我使用此帖子GMMs and Maximum Likelihood Optimization Using NumPy 为GMM 实施了EM algorithm 未成功如下：

import numpy as np

def PDF(data, means, variances):
    return 1/(np.sqrt(2 * np.pi * variances) + eps) * np.exp(-1/2 * (np.square(data - means) / (variances + eps)))

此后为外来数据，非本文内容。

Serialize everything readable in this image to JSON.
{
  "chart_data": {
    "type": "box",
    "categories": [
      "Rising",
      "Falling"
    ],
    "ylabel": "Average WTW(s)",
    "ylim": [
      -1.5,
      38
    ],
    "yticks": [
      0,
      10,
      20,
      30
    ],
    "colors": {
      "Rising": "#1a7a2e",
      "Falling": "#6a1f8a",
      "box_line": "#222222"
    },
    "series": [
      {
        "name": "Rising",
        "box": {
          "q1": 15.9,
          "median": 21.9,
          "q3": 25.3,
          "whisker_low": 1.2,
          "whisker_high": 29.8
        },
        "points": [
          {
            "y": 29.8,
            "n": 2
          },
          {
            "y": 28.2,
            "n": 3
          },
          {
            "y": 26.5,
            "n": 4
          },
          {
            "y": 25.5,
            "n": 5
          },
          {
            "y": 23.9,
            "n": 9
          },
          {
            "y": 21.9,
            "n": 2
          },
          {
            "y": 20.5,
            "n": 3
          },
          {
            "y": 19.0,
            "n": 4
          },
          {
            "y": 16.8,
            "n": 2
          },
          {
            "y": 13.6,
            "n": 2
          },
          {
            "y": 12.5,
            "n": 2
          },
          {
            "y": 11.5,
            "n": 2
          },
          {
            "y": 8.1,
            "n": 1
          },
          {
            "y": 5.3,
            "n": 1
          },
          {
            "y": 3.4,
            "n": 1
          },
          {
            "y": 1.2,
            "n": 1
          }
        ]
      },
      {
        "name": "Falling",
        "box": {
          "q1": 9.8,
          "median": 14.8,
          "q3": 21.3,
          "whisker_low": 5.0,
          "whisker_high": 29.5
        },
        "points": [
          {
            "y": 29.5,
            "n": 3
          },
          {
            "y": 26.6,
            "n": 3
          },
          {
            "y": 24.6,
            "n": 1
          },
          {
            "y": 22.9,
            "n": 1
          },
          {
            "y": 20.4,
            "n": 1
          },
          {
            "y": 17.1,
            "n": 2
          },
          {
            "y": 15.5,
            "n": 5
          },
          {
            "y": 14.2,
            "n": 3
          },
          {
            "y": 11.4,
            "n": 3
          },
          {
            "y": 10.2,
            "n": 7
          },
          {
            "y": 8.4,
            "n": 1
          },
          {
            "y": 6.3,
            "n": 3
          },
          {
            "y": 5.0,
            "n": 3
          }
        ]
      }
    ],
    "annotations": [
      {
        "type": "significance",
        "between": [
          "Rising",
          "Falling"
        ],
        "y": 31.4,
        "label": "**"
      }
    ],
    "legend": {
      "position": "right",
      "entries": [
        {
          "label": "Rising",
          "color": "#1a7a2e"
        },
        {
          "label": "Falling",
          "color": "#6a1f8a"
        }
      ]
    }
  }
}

def EM_GMM(data, k, iterations):
    weights = np.ones((k, 1)) / k # shape=(k, 1)
    means = np.random.choice(data, k)[:, np.newaxis] # shape=(k, 1)
    variances = np.random.random_sample(size=k)[:, np.newaxis] # shape=(k, 1)

    data = np.repeat(data[np.newaxis, :], k, 0) # shape=(k, n)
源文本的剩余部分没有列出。